Les conditions de départ semblaient assez défavorables…
Absolument. Bien qu’ayant une certaine notoriété pour avoir été un jeune député parti combattre en Algérie, il me fallait, à cette époque, me faire reconnaître par la classe politique. Je me suis donc présenté à l’élection présidentielle en 1974 et j’ai obtenu 0,74 % des voix. L’extrême droite et nombre d’anciens partisans de l’Algérie française – Pierre Lagaillarde, Pierre Sergent, Alain Robert, secrétaire général d’Ordre Nouveau – étant partis faire campagne pour Valéry Giscard d’Estaing !
C’est ce qu’on a appelé la traversée du désert…
Et le plus souvent, nous traînions le chameau derrière nous, quand il ne fallait pas le porter sur nos épaules ! Cela a duré pratiquement dix ans, les premières hirondelles du printemps ne se manifestant qu’en 1983. A Paris, en mars, j’ai été élu conseiller municipal du XXe arrondissement. A une législative partielle, dans mon pays de La Trinité-sur-Mer, en Bretagne, j’ai fait 12 %. Et à Dreux, en septembre, Jean-Pierre Stirbois a confirmé cette poussée en atteignant 16 %. L’attention des médias a été attirée vers ce qu’ils appelaient « l’extrême droite ». En 1984, nous avons eu 10 députés aux élections européennes ; puis 35 députés aux législatives de 1986 ; et 14 % à l’élection présidentielle ! A partir de là, le mouvement était lancé et ce fut le début de la longue marche que vous connaissez…
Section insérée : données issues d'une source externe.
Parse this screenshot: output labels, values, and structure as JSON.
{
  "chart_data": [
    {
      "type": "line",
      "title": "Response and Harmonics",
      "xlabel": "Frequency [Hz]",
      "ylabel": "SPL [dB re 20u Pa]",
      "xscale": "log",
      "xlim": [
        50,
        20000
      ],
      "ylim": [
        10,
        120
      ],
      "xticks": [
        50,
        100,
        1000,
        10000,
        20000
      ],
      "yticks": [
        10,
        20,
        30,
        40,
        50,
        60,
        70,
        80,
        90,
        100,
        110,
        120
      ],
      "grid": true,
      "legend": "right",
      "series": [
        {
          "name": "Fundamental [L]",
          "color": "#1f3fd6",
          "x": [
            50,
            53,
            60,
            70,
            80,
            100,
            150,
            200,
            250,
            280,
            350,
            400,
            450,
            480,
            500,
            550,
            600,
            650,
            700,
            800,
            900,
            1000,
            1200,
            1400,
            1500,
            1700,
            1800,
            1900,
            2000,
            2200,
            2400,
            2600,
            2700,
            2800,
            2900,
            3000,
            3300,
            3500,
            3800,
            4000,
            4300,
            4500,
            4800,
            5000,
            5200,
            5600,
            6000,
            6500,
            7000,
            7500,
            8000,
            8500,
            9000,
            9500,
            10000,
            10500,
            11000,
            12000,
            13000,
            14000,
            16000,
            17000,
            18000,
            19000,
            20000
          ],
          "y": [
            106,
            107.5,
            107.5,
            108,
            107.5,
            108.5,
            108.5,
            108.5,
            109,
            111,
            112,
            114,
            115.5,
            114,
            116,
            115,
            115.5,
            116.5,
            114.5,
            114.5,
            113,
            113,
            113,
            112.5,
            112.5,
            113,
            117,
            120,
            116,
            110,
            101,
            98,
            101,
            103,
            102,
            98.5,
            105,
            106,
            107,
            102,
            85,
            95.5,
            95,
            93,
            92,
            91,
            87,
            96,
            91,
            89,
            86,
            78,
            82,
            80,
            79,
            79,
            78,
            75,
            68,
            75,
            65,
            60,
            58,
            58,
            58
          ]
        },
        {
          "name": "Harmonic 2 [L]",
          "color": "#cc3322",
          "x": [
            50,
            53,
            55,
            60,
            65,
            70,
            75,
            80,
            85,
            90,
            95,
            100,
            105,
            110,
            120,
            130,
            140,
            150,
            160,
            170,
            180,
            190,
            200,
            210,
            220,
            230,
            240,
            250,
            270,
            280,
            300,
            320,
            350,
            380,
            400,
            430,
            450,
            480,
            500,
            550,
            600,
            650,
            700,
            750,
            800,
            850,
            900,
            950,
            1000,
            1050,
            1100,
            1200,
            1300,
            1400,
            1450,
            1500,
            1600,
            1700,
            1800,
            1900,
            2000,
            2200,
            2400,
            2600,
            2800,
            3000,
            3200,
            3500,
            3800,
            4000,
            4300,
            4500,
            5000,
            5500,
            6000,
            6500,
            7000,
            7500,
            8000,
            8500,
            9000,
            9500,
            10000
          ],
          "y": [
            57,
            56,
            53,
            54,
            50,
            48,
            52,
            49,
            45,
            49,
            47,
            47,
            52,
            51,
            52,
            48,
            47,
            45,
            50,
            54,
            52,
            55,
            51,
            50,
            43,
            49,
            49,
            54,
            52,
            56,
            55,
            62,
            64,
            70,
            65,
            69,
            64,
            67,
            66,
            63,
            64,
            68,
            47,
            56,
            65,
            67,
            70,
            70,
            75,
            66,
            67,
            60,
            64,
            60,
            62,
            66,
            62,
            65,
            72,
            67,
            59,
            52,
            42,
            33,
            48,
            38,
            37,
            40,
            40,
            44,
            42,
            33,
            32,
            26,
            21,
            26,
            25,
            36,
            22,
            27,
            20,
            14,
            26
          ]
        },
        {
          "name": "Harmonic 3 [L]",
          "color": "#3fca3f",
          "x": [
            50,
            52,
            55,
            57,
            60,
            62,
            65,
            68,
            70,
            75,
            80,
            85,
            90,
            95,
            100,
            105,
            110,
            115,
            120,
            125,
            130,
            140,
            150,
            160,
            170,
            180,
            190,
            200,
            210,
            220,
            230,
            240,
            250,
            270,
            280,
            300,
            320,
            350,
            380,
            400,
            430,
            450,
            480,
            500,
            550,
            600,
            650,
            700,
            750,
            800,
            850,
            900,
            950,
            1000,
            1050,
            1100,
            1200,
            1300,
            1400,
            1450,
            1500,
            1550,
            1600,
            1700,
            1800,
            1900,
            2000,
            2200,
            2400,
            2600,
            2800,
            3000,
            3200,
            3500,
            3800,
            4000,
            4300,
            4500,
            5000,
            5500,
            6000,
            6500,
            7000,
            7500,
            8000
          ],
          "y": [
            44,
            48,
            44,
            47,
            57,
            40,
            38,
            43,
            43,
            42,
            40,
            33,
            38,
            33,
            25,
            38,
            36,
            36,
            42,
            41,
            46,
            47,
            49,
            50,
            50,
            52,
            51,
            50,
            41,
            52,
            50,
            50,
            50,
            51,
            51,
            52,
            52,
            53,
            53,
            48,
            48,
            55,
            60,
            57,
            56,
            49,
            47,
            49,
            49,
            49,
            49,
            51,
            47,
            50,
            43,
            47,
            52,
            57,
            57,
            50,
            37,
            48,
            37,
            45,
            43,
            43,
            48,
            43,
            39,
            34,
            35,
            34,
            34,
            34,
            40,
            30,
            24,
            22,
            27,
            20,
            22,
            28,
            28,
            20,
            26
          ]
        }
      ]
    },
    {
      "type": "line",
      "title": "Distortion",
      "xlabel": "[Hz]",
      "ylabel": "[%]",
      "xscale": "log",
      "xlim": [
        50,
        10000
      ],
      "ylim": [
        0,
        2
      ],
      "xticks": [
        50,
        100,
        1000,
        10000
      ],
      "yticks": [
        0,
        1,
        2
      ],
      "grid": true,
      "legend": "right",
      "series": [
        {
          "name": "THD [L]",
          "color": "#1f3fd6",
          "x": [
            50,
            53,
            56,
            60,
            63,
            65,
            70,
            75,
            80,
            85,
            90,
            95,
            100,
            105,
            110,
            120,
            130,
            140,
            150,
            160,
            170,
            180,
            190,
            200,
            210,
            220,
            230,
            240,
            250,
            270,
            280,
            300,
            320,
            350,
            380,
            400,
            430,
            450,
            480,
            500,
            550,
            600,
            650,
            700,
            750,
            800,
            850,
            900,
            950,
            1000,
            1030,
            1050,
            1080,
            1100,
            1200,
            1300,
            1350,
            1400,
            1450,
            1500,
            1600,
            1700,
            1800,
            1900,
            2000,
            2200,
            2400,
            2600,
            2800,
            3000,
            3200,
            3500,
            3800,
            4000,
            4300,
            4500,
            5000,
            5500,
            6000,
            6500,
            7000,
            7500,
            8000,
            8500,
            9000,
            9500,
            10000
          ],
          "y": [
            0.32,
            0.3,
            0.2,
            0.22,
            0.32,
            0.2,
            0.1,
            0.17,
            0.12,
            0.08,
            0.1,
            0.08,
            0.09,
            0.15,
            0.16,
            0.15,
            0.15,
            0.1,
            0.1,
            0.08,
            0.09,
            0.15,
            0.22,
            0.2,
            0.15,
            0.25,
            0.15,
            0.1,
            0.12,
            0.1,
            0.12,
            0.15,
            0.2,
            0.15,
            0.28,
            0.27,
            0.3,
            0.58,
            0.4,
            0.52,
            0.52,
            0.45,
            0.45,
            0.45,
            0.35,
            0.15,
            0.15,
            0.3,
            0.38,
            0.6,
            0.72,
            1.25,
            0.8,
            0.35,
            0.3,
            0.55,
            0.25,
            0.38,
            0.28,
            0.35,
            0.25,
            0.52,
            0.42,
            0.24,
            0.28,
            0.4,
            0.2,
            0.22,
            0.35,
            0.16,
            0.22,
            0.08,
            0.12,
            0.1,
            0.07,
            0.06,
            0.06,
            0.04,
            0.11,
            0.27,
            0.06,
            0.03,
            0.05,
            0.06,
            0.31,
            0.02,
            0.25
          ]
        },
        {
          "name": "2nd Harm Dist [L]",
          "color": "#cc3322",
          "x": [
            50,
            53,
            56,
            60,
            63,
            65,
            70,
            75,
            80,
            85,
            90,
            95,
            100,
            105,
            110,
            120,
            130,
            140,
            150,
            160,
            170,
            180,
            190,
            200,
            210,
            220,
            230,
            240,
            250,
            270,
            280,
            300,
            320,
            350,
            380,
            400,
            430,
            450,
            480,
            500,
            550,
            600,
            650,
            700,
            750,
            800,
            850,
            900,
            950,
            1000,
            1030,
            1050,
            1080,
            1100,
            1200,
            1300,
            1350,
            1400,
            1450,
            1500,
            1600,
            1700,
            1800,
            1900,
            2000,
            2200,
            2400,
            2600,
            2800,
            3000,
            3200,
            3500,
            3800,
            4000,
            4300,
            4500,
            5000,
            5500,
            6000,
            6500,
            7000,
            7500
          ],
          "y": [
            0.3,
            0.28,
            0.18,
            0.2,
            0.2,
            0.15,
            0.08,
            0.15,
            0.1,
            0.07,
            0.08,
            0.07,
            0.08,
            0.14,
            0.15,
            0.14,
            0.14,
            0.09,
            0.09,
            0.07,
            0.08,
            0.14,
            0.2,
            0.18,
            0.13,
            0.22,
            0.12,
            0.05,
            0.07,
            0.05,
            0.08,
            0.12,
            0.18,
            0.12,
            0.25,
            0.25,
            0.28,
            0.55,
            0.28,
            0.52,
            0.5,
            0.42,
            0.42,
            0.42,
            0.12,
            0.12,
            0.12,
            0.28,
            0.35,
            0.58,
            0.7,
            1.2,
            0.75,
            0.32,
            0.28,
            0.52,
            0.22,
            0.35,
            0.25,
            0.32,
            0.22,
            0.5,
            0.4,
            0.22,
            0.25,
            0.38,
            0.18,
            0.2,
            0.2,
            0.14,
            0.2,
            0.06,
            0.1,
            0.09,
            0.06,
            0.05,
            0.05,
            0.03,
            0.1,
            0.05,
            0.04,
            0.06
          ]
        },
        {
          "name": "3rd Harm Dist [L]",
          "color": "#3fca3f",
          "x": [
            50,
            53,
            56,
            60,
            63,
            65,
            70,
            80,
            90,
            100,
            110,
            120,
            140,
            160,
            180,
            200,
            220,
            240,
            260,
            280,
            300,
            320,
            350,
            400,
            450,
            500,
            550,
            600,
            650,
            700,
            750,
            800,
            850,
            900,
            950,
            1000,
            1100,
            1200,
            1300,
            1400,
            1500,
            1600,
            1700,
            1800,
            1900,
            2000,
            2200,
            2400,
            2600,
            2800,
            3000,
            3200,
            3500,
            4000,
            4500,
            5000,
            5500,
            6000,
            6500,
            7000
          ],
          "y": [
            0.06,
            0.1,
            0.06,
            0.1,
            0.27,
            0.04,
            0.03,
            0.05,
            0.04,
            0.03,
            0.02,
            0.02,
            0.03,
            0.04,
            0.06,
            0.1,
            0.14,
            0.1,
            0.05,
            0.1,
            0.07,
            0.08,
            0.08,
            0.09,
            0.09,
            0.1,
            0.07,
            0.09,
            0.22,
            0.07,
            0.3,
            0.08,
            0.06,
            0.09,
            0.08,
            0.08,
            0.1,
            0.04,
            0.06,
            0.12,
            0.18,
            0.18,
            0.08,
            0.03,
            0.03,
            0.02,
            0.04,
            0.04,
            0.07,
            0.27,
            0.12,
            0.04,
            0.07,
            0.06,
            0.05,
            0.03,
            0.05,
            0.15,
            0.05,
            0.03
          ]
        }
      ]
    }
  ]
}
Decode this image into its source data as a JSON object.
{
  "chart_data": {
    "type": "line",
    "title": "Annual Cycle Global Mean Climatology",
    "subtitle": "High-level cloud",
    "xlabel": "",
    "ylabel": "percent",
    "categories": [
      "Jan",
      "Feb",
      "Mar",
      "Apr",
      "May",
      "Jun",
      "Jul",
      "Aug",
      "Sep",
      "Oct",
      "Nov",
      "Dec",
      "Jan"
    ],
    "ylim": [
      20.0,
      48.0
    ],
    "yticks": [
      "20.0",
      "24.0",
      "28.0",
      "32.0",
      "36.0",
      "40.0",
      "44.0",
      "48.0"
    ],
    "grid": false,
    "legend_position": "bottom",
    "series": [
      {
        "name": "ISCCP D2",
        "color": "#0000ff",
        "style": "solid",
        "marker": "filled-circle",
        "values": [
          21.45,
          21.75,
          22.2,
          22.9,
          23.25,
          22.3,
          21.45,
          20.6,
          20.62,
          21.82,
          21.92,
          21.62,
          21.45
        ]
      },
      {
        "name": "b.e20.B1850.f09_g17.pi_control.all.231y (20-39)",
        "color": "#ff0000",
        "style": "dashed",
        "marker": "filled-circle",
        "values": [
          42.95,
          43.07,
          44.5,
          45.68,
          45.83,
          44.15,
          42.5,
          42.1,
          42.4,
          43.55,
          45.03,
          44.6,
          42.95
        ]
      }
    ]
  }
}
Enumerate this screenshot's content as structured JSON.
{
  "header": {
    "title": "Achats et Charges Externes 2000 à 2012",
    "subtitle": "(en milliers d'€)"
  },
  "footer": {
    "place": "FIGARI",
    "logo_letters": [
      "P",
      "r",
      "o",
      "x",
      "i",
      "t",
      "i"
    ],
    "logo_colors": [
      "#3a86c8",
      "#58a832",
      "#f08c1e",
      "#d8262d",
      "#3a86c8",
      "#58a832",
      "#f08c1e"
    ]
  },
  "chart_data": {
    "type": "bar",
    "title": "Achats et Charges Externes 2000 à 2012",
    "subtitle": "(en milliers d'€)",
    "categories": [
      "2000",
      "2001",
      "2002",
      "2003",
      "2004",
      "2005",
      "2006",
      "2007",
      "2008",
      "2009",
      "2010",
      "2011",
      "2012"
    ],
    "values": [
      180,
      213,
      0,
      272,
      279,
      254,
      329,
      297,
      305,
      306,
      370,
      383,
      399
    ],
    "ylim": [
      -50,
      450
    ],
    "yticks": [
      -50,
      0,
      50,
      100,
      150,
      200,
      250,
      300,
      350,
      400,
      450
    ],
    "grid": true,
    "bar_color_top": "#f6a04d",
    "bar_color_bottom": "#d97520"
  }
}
En 40 ans de compagnonnage, quelles sont les figures auxquelles vous repensez avec émotion ?
Je pense d’abord à ceux qui sont morts, comme François Duprat, qui fut membre du bureau politique du FN. Donner sa vie dans un combat politique, ce n’est pas si courant…
Je pense aussi aux officiers du 1er REP dissous, dont la plupart ont été, à un moment ou un autre, membres du Front national. Je pense à Jean-Pierre Stirbois, mort tragiquement. Je pense aux amis de toujours, comme Alain Jamet ou Bruno Gollnisch, heureusement bien vivants, et qui sont restés fidèles au mouvement malgré, parfois, quelques divergences. Quant aux autres, disait Rutebeuf, ce sont « amis que vent emporte / et il ventait devant ma porte… »
Avez-vous pu vous réconcilier avec François Brigneau, récemment décédé ?
Brigneau se voulait journaliste et non homme politique, mais il intervenait souvent dans la chose publique. Et si nous fûmes amis, les ruptures qui sont intervenues entre lui et moi étaient de nature politique. C’était un Breton comme moi, têtu, un peu anarchiste. Il était contre ceux qui dirigeaient. Il rejetait toute forme d’autorité. Et je n’avais pas créé le parti qu’il souhaitait – parti qu’il ne voulait pas non plus fonder…
Et Roger Holeindre, qui vous a accompagné jusqu’à votre départ de la présidence du Front national ?
Roger a été un fidèle compagnon. Il était chargé des anciens combattants au Front national. Je n’ai pas trop compris pourquoi il nous a quittés après le congrès de Tours, en janvier 2011. Je lui garde mon affection, nous pourrions encore nous voir malgré ce que je dois bien considérer comme une désertion – car moi, je suis toujours dans le combat politique, aux côtés de Marine Le Pen ! Par conséquent, je suis avant tout un militant, solidaire des options et des actions du Front national, et ce, même si je suis parfois en désaccord sur certains sujets…
Comme ?
C’est sans importance. Ce que je veux dire, c’est que je reproche un peu à Roger Holeindre de ne pas en avoir fait autant. Il est bien normal, dans un grand mouvement comme le Front national, d’avoir des divergences. Si on le quitte dès que l’on est en désaccord avec une personne ou un élément de doctrine, alors un parti politique sérieux n’a aucune chance d’exister ! Il faut accepter un minimum de concessions, surtout dans un pays comme la France. Ce qui justifie les compromis, c’est d’être d’accord sur l’essentiel. Ensuite, on peut diverger sur la peine de mort, l’homosexualité et discuter du sexe des anges autour de tel ou tel point d’actualité… En revanche, il y a des questions fondamentales comme l’euromondialisme, l’immigration massive, la criminalité galopante, sur lesquelles on ne peut pas transiger.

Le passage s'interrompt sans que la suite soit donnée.